Some photos of the pictures grateful believers have designed and/or commissioned and left at Altotting’s chapel of grace, the shrine of the black Madonna of Altotting which is said to house a miraculous grace-granting statue of Virgin and child. On our way home now but it’s been a very interesting day; quite moving too, to visit the chapel itself, mostly in darkness but encrusted with silverware and with the small limewood figure (lavishly ‘dressed’) at its focal point. The figure dates from the 1330s.

Also to look at the hundreds (I’m not exaggerating) of pictorial plaques thanking the Virgin for prayers answered. Looking at the ex voto pictures one can see that situations asking for and granting intercession are of the usual human sort – accident, illness and operations; children, rescue from fires. Also many of a distinct agrigultural bent, reflecting the history of this place: painted stick-people crushed by farming machinery, bulls, horses. The Madonna has helped, all these pictures say, in visual form (with Mary usually shown hovering over the scene of sickness or devastation) and writing too: Maria hat geholfen.

The place has a venerable history as regards a sacred presence, but two miracles in 1489 helped establish it as a strong local Marian shrine and place of pilgrimage:

“A three year old boy fell in the water in Altoetting and after half an hour is pulled out dead. The mother, professing a great trust in the Virgin Mary carries the dead child to the Chapel of Grace and lays him on the altar, falls softly to her kneed and begs for her child’s life to be extended. No sooner said than done the child comes back to life” (Report by the dean of the cloister Johannes Scheitenberger (1623-1648); and secondly: “A farmer from Altoetting led a cart of oats to his house and sat his six year old son on the horse; the child fell from the horse under the cart, and was so badly crushed that there was no more hope for him. A prayer was said and the Virgin Mary addressed and the next day the child was fit and healthy again” (Chronicle of the Jesuit Jakob Irsing from the 17th century).

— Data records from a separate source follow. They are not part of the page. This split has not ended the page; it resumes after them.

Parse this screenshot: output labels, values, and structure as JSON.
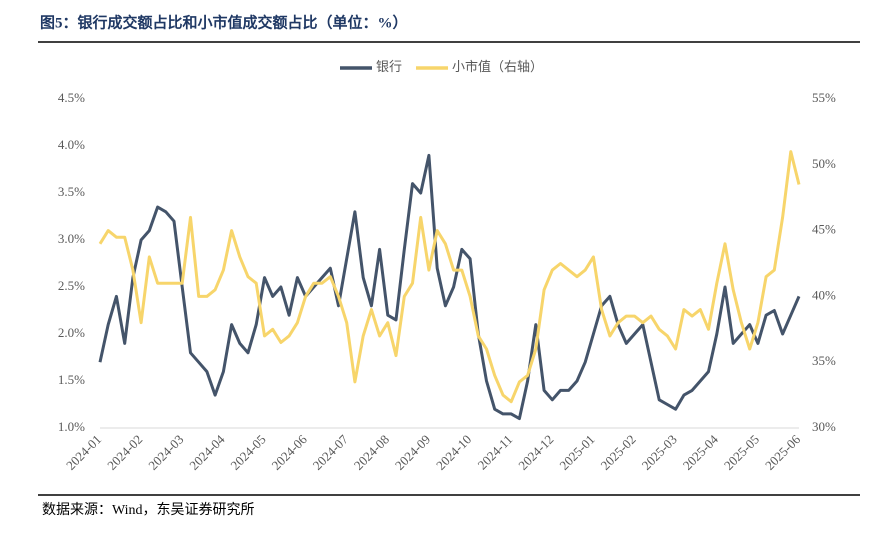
{
  "chart_data": {
    "type": "line",
    "title": "图5：银行成交额占比和小市值成交额占比（单位：%）",
    "source": "数据来源：Wind，东吴证券研究所",
    "categories": [
      "2024-01",
      null,
      null,
      null,
      null,
      "2024-02",
      null,
      null,
      null,
      null,
      "2024-03",
      null,
      null,
      null,
      null,
      "2024-04",
      null,
      null,
      null,
      null,
      "2024-05",
      null,
      null,
      null,
      null,
      "2024-06",
      null,
      null,
      null,
      null,
      "2024-07",
      null,
      null,
      null,
      null,
      "2024-08",
      null,
      null,
      null,
      null,
      "2024-09",
      null,
      null,
      null,
      null,
      "2024-10",
      null,
      null,
      null,
      null,
      "2024-11",
      null,
      null,
      null,
      null,
      "2024-12",
      null,
      null,
      null,
      null,
      "2025-01",
      null,
      null,
      null,
      null,
      "2025-02",
      null,
      null,
      null,
      null,
      "2025-03",
      null,
      null,
      null,
      null,
      "2025-04",
      null,
      null,
      null,
      null,
      "2025-05",
      null,
      null,
      null,
      null,
      "2025-06"
    ],
    "series": [
      {
        "name": "银行",
        "color": "#44546a",
        "axis": "y",
        "values": [
          1.7,
          2.1,
          2.4,
          1.9,
          2.6,
          3.0,
          3.1,
          3.35,
          3.3,
          3.2,
          2.5,
          1.8,
          1.7,
          1.6,
          1.35,
          1.6,
          2.1,
          1.9,
          1.8,
          2.1,
          2.6,
          2.4,
          2.5,
          2.2,
          2.6,
          2.4,
          2.5,
          2.6,
          2.7,
          2.3,
          2.8,
          3.3,
          2.6,
          2.3,
          2.9,
          2.2,
          2.15,
          2.9,
          3.6,
          3.5,
          3.9,
          2.7,
          2.3,
          2.5,
          2.9,
          2.8,
          2.0,
          1.5,
          1.2,
          1.15,
          1.15,
          1.1,
          1.5,
          2.1,
          1.4,
          1.3,
          1.4,
          1.4,
          1.5,
          1.7,
          2.0,
          2.3,
          2.4,
          2.1,
          1.9,
          2.0,
          2.1,
          1.7,
          1.3,
          1.25,
          1.2,
          1.35,
          1.4,
          1.5,
          1.6,
          2.0,
          2.5,
          1.9,
          2.0,
          2.1,
          1.9,
          2.2,
          2.25,
          2.0,
          2.2,
          2.4
        ]
      },
      {
        "name": "小市值（右轴）",
        "color": "#f7d56b",
        "axis": "y2",
        "values": [
          44,
          45,
          44.5,
          44.5,
          42,
          38,
          43,
          41,
          41,
          41,
          41,
          46,
          40,
          40,
          40.5,
          42,
          45,
          43,
          41.5,
          41,
          37,
          37.5,
          36.5,
          37,
          38,
          40,
          41,
          41,
          41.5,
          40,
          38,
          33.5,
          37,
          39,
          37,
          38,
          35.5,
          40,
          41,
          46,
          42,
          45,
          44,
          42,
          42,
          40,
          37,
          36,
          34,
          32.5,
          32,
          33.5,
          34,
          36,
          40.5,
          42,
          42.5,
          42,
          41.5,
          42,
          43,
          39,
          37,
          38,
          38.5,
          38.5,
          38,
          38.5,
          37.5,
          37,
          36,
          39,
          38.5,
          39,
          37.5,
          41,
          44,
          40.5,
          38,
          36,
          38,
          41.5,
          42,
          46,
          51,
          48.5
        ]
      }
    ],
    "ylim": [
      1.0,
      4.5
    ],
    "yticks": [
      {
        "value": 1.0,
        "label": "1.0%"
      },
      {
        "value": 1.5,
        "label": "1.5%"
      },
      {
        "value": 2.0,
        "label": "2.0%"
      },
      {
        "value": 2.5,
        "label": "2.5%"
      },
      {
        "value": 3.0,
        "label": "3.0%"
      },
      {
        "value": 3.5,
        "label": "3.5%"
      },
      {
        "value": 4.0,
        "label": "4.0%"
      },
      {
        "value": 4.5,
        "label": "4.5%"
      }
    ],
    "y2lim": [
      30,
      55
    ],
    "y2ticks": [
      {
        "value": 30,
        "label": "30%"
      },
      {
        "value": 35,
        "label": "35%"
      },
      {
        "value": 40,
        "label": "40%"
      },
      {
        "value": 45,
        "label": "45%"
      },
      {
        "value": 50,
        "label": "50%"
      },
      {
        "value": 55,
        "label": "55%"
      }
    ],
    "legend": "top",
    "grid": false
  }
}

Two early examples of Lazarus syndrome, where death is pronounced prematurely, without giving the remarkable human body the time it sometimes needs to somehow reorientate itself towards living, in spite of seemingly irreparable trauma? Or simply a rurual version of a dodgy urban myth: wishful thinking for the faithful in what must have been fairly desperate times, with fatal accidents a frequent occurrence. Or something else altogether. Strangely comforting, even for one hovering on the edges of spiritual awareness, to see all those ex votos with their ever present maternal figure, surrounded by an aureole of heavenly light, present and watchful, eternally hovering herself in our human skies.

I write on the train back, with two bottles in my bag. The first filled with water from the Brother Konrad fountain, consecrated in 1930 on the day of said Brother’s beatification – a Capuchin monk who for many decades was a kindly and compassionate porter of his monastery. The water is said to have special healing powers as it flows over a relic of the Saint, presumably garnering some kind of aqueous grace by a process of transference. My second bottle is 0.2 litres of the potent sounding ‘Altottinger Krauterlikor’; a herbal substance of 40% alcoholic proof, and with a lovely silvery picture of the Altotting Madonna on its glass bottle. I suspect each will be memorable in its own way.